Summary: Chapter 31

The next day, Douglas, Tom, and Charlie discuss the events of the night before. Lavinia Nebbs stabbed and killed the Lonely One with a pair of sewing scissors. Douglas is shocked at how close he was to all of the death. Meanwhile, Charlie is angry because without the Lonely One there is nothing to fear. Tom points out that the man who Lavinia Nebbs killed did not look like the Lonely One. He looked like a man, whereas the Lonely One should be tall and pale with bulging eyes. Tom convinces Charlie that the Lonely One is still alive and that Lavinia killed someone else.

Summary: Chapter 32

The entire family has gathered around Great-grandma Spaulding, who at ninety years old has decided that her life is coming to an end. As she lies in bed, Tom goes up to speak to her. She tells him that there is a time in everyone's life when they know that it is time to go away. Her time has come. Next Douglas goes to speak to her and she tells him that she will never be gone—that she lives on in her family and that is what is important. After saying her goodbye to the family and insisting that she is not afraid but curious as to what will happen next, Great-grandma settles back to sleep. As she dies of old age, she recalls the beautiful dream that she was awakened from many years ago on the day that she was born.

Summary: Chapter 33

Douglas collects fireflies so that he and Tom can stay up late at night reading and writing. They used flashlights before but got caught, and Douglas thinks that no one will suspect the fireflies. He writes solemnly why one cannot depend on either machines or people. The machines will eventually fall apart or reach the end of their use. People can leave or be killed, and no one is immune from death. Therefore, he realizes, he himself someday must die, but Douglas decides he cannot write anymore. He lets the fireflies out the window, watching them escape into the darkness.

Analysis: Chapters 31–33

For Douglas, Tom, and Charlie, the death of the Lonely One was not a happy event. They want to believe in the fantastical, and the Lonely One was the evil force that would always be out there. The possibility that the Lonely One could be gone would be admitting that he could be killed, that he was just a man. This is not something that the boys want to believe, because they want things to go on the way they have been. It is for this reason that Tom's reasoning that the Lonely One is still alive comes as such a relief to the boys. For Douglas, however, that is not enough. He saw Elizabeth Ramsell's dead body and was close to the murders that occurred the night before. Whether the Lonely One is still alive, Douglas is struggling to come to terms with the concept of death.

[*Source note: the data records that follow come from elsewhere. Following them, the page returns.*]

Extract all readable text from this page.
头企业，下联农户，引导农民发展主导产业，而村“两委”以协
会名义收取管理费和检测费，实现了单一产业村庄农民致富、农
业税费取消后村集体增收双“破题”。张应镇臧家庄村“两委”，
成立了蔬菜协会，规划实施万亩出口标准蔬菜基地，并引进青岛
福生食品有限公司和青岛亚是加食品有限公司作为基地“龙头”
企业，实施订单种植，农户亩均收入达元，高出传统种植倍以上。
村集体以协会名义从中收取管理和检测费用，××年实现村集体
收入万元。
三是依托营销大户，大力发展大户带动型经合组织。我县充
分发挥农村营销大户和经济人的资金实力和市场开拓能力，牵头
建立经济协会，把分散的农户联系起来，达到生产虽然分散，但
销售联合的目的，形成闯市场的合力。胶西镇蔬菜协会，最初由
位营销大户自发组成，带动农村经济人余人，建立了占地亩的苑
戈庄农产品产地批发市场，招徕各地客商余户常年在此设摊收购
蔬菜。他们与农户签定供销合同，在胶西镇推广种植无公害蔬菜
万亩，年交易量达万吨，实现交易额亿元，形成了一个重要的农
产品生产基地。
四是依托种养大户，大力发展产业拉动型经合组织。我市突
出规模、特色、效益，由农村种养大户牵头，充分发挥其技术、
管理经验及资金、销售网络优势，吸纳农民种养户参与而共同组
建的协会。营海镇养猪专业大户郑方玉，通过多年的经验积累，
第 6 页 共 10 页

Great-grandma's death brings Douglas's problem much closer. Difficult as it has been for him to understand death at all, he is now faced with the death of a family member. This seems to set him on the path to realizing his own mortality, and he is on the verge of doing so when he stops writing late at night. Douglas knows the discovery that he has made, but he is unwilling just yet to face it, for it is difficult. Some understanding of death may have been inevitable from the time he first thought that he was truly alive, but it also threatens to take away the magic of life. The fireflies can escape out into the night and continue their lives, but Douglas will not be able to do so. He has come to the point of grasping his own mortality, and after that point he is not able to just forget what he has learned. He will have to figure out some way to deal with his new knowledge.

Great-grandma Spaulding offers Douglas an answer to this dilemma, and it is a good one, although she has ninety years with which to reflect upon her situation. She points out that if you have a family then when you die you are not gone. You live in, both in the actions of your children and in their thoughts. It is a pleasant view of death that she offers, and she dies very peacefully. However, Douglas is not old enough to be able to face death well. His great-grandma's answer to her own death cannot help Douglas when entertaining the possibility of his own. At his age death is a threat, and Douglas is on the verge of admitting to himself that the threat is out there, that it is real, and that it is inevitable.